H&E staining was done using standard protocols85. Neuroendocrine features morphologically were assessed by a pathologist who was blinded to the results of the neuroendocrine score and were estimated based on nuclear features as well described albeit in cell lines data sets with “classical” morphology as cells with dense chromatin and absence of a conspicuous nucleoli and “variant” morphology as cells with relatively larger size, clear chromatin, and a conspicuous nucleoli86.

CD3+staining and tumor infiltrating lymphocyte (TIL) calculation

IHC staining for CD3 (pre-diluted; 790–4341, Roche) was done on multiple tissue sections of SCNC cases. IHC-stained slides were scanned using the 40X magnification of NanoZoomer S360 Hamamatsu slide scanner.
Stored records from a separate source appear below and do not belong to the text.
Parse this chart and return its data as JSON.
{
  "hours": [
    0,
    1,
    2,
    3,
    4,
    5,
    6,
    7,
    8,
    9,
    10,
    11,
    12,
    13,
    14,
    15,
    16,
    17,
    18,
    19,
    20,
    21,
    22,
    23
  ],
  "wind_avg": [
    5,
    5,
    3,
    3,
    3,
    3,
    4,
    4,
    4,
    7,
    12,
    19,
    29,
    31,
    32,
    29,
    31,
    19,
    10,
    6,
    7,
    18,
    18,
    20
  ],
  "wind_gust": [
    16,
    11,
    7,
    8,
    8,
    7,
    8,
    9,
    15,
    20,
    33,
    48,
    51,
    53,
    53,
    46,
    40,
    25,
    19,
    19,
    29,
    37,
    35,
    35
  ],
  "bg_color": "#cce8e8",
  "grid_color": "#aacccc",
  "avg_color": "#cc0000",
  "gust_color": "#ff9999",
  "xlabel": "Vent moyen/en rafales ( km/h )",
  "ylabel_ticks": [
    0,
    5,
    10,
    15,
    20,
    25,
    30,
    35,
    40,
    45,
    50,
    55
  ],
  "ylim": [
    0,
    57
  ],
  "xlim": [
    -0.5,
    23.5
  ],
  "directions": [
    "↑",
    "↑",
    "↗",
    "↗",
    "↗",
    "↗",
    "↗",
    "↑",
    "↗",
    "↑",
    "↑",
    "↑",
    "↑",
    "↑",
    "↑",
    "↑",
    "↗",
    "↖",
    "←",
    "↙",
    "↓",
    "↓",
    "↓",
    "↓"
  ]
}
TIL were calculated in the intratumoral areas based on previously mentioned consensus guidelines87 and were objectively assessed using QuPath – an open-source platform for digital pathology imaging analysis88 and using previously validated settings for melanoma89. Quality control of cell segmentation was performed by a pathologist. CD3 + TIL were counted per tumor area millimeter-square and converted into logarithm (base 10) for further correlation studies.

Clinical benefit rate at 3 months

The clinical benefit rate was defined as the percentage of patients who achieved a best overall response of complete response or partial response or stable disease (including unconfirmed partial response) for at least 3 months after start of treatment, according to Response Evaluation Criteria in Solid Tumors (RECIST) v1.1.

Statistical methods

R studio version 1.3.1093 (R Foundation for Statistical Computing), GraphPad Prism version 8.1.2 (GraphPad Software), STATA software version 16.0 (Stata-Corp), and Qlucore Omics Explorer version 3.6(2.2) (Qlucore AB) were used to generate figures and statistical analyses. All tests were two-tailed and p-values less than 0.05 were considered significant.

Reporting summary

Further information on research design is available in the Nature Research Reporting Summary linked to this article.